La Commission nationale de déontologie de la sécurité (CNDS) a mené cette année une étude portant sur les principaux manquements déontologiques des forces de sécurité. Le rapport, publié le 28 avril 2009, est consultable sur internet. http://www.cnds.fr

Il confirme et renforce l’article de La Mée paru la semaine dernière, même si cet article a fait scandale !

 Les forces de sécurité en présence de mineurs

Force est de constater que la délinquance juvénile fait depuis plusieurs années l’objet d’orientations de plus en plus répressives. La CNDS, qui n’est pas compétente pour juger du bien-fondé de ces mesures, a souhaité rappeler que ce climat répressif ne devait en aucun cas faire perdre de vue aux forces de sécurité qu’un mineur, même délinquant, même dangereux, est toujours une personne vulnérable.
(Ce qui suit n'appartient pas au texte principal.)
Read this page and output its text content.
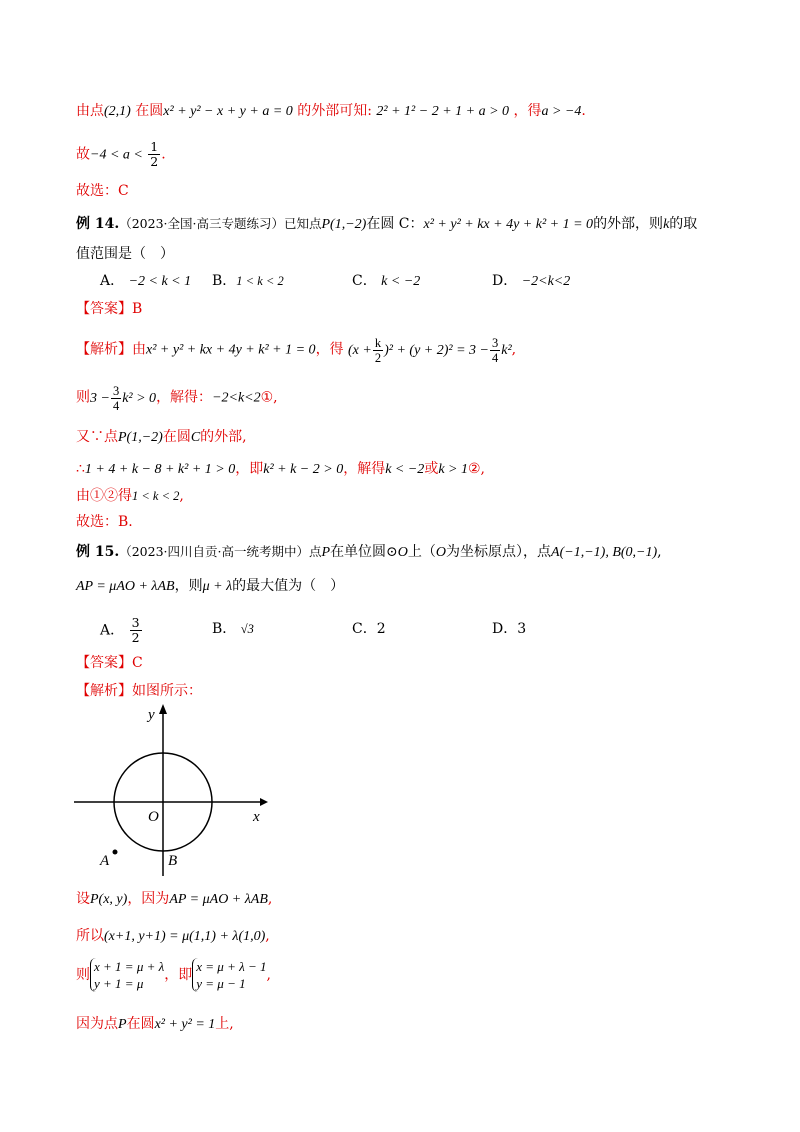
由点(2,1) 在圆x² + y² − x + y + a = 0 的外部可知: 2² + 1² − 2 + 1 + a > 0 ，得a > −4.
故$-4 < a < \frac{1}{2}$ .
故选：C
例 14.（2023·全国·高三专题练习）已知点P(1,−2)在圆 C：x² + y² + kx + 4y + k² + 1 = 0的外部，则k的取
值范围是（　）
A． −2 < k < 1 B．1 < k < 2	C． k < −2	D． −2<k<2
【答案】B
【解析】由x² + y² + kx + 4y + k² + 1 = 0，得 $(x + \frac{k}{2} )^2 + (y + 2)^2 = 3 - \frac{3}{4} k^2$,
则$3 - \frac{3}{4} k^2 > 0$，解得：−2<k<2①,
又∵点P(1,−2)在圆C的外部,
∴1 + 4 + k − 8 + k² + 1 > 0，即k² + k − 2 > 0，解得k < −2或k > 1②,
由①②得1 < k < 2,
故选：B.
例 15.（2023·四川自贡·高一统考期中）点P在单位圆⊙O上（O为坐标原点），点A(−1,−1), B(0,−1),
AP = μAO + λAB，则μ + λ的最大值为（　）
A． $\frac{3}{2}$	B． √3	C．2	D．3
【答案】C
【解析】如图所示：
y
x
O
A	B
设P(x, y)，因为AP = μAO + λAB,
所以(x+1, y+1) = μ(1,1) + λ(1,0),
则
x + 1 = μ + λ
y + 1 = μ
，即
x = μ + λ − 1
y = μ − 1
,
因为点P在圆x² + y² = 1上,
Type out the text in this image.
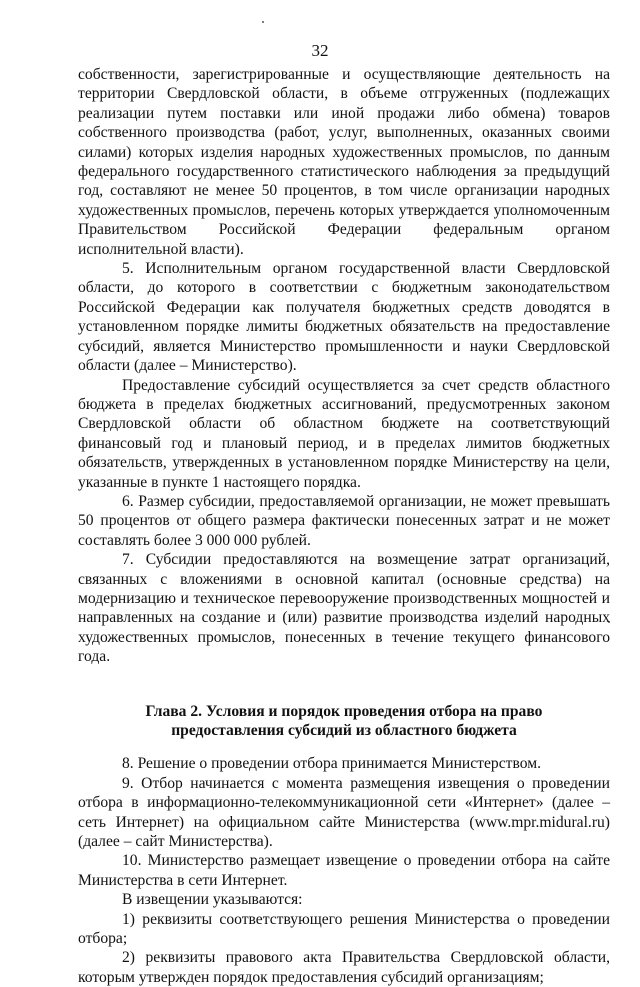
32

собственности, зарегистрированные и осуществляющие деятельность на территории Свердловской области, в объеме отгруженных (подлежащих реализации путем поставки или иной продажи либо обмена) товаров собственного производства (работ, услуг, выполненных, оказанных своими силами) которых изделия народных художественных промыслов, по данным федерального государственного статистического наблюдения за предыдущий год, составляют не менее 50 процентов, в том числе организации народных художественных промыслов, перечень которых утверждается уполномоченным Правительством Российской Федерации федеральным органом исполнительной власти).

5. Исполнительным органом государственной власти Свердловской области, до которого в соответствии с бюджетным законодательством Российской Федерации как получателя бюджетных средств доводятся в установленном порядке лимиты бюджетных обязательств на предоставление субсидий, является Министерство промышленности и науки Свердловской области (далее – Министерство).

Предоставление субсидий осуществляется за счет средств областного бюджета в пределах бюджетных ассигнований, предусмотренных законом Свердловской области об областном бюджете на соответствующий финансовый год и плановый период, и в пределах лимитов бюджетных обязательств, утвержденных в установленном порядке Министерству на цели, указанные в пункте 1 настоящего порядка.

6. Размер субсидии, предоставляемой организации, не может превышать 50 процентов от общего размера фактически понесенных затрат и не может составлять более 3 000 000 рублей.

7. Субсидии предоставляются на возмещение затрат организаций, связанных с вложениями в основной капитал (основные средства) на модернизацию и техническое перевооружение производственных мощностей и направленных на создание и (или) развитие производства изделий народных художественных промыслов, понесенных в течение текущего финансового года.

Глава 2. Условия и порядок проведения отбора на право предоставления субсидий из областного бюджета

8. Решение о проведении отбора принимается Министерством.

9. Отбор начинается с момента размещения извещения о проведении отбора в информационно-телекоммуникационной сети «Интернет» (далее – сеть Интернет) на официальном сайте Министерства (www.mpr.midural.ru) (далее – сайт Министерства).

10. Министерство размещает извещение о проведении отбора на сайте Министерства в сети Интернет.

В извещении указываются:

1) реквизиты соответствующего решения Министерства о проведении отбора;

2) реквизиты правового акта Правительства Свердловской области, которым утвержден порядок предоставления субсидий организациям;
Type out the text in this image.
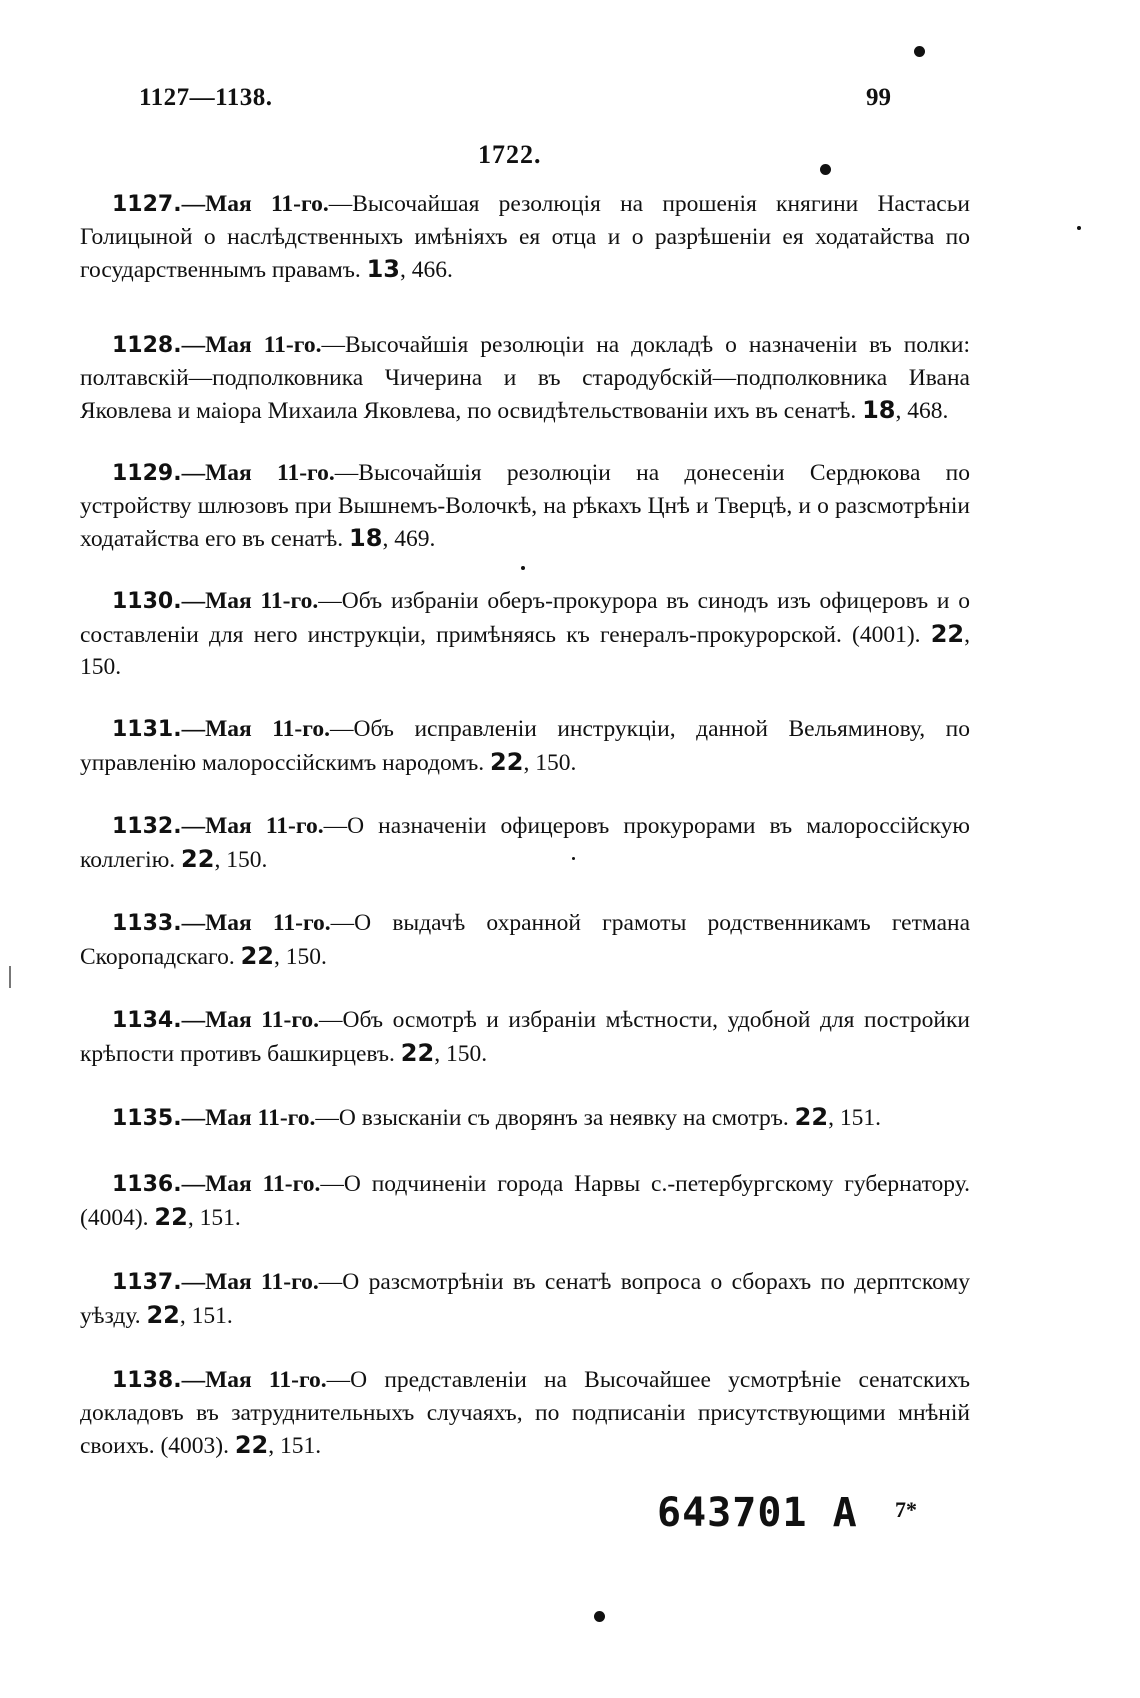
1127—1138.	99
1722.

1127.—Мая 11-го.—Высочайшая резолюція на прошенія княгини Настасьи Голицыной о наслѣдственныхъ имѣніяхъ ея отца и о разрѣшеніи ея ходатайства по государственнымъ правамъ. 13, 466.

1128.—Мая 11-го.—Высочайшія резолюціи на докладѣ о назначеніи въ полки: полтавскій—подполковника Чичерина и въ стародубскій—подполковника Ивана Яковлева и маіора Михаила Яковлева, по освидѣтельствованіи ихъ въ сенатѣ. 18, 468.

1129.—Мая 11-го.—Высочайшія резолюціи на донесеніи Сердюкова по устройству шлюзовъ при Вышнемъ-Волочкѣ, на рѣкахъ Цнѣ и Тверцѣ, и о разсмотрѣніи ходатайства его въ сенатѣ. 18, 469.

1130.—Мая 11-го.—Объ избраніи оберъ-прокурора въ синодъ изъ офицеровъ и о составленіи для него инструкціи, примѣняясь къ генералъ-прокурорской. (4001). 22, 150.

1131.—Мая 11-го.—Объ исправленіи инструкціи, данной Вельяминову, по управленію малороссійскимъ народомъ. 22, 150.

1132.—Мая 11-го.—О назначеніи офицеровъ прокурорами въ малороссійскую коллегію. 22, 150.

1133.—Мая 11-го.—О выдачѣ охранной грамоты родственникамъ гетмана Скоропадскаго. 22, 150.

1134.—Мая 11-го.—Объ осмотрѣ и избраніи мѣстности, удобной для постройки крѣпости противъ башкирцевъ. 22, 150.

1135.—Мая 11-го.—О взысканіи съ дворянъ за неявку на смотръ. 22, 151.

1136.—Мая 11-го.—О подчиненіи города Нарвы с.-петербургскому губернатору. (4004). 22, 151.

1137.—Мая 11-го.—О разсмотрѣніи въ сенатѣ вопроса о сборахъ по дерптскому уѣзду. 22, 151.

1138.—Мая 11-го.—О представленіи на Высочайшее усмотрѣніе сенатскихъ докладовъ въ затруднительныхъ случаяхъ, по подписаніи присутствующими мнѣній своихъ. (4003). 22, 151.

643701 A 7*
L’intervention de la police, menée d’une manière juste et rigoureuse, dans le respect des principes déontologiques, contribuera peut être à ancrer en lui le respect des lois et des fonctionnaires chargés de veiller à leur application. Mais elle peut aussi, si elle est perçue comme violente ou arbitraire, gêner son épanouissement, influencer durablement sa représentation de l’autorité, voire le renforcer dans son rejet de la société et de ses règles.

 Les mineurs, « victimes collatérales »

Une intervention de police, en particulier lorsqu’elle concerne des parents ou des proches, peut se révéler traumatisante pour un mineur présent sur les lieux et entraîner nombre de conséquences néfastes sur son développement, sa scolarité, voire sa santé. Lorsqu’une personne accompagnée d’enfants doit être conduite

au poste de police pour un contrôle ou une garde à vue, il est du devoir des policiers de s’assurer que ces derniers ne sont pas laissés à eux-mêmes.

 En zone d’attente

Dans le cas où un mineur n’est pas admis à entrer sur le territoire français, le droit français n’interdit pas son placement en zone d’attente ni son refoulement, au même titre qu’une personne majeure. La CNDS rappelle l’importance primordiale des dispositions protectrices spécifiques aux mineurs. Les mineurs isolés sont des personnes particulièrement vulnérables, et face aux situations de grande détresse dans lesquelles ils peuvent se trouver, expulsés, ballottés d’un pays à l’autre, séparés de leurs proches et soumis aux aléas du sort, il convient de les traiter avec les plus grands ménagements.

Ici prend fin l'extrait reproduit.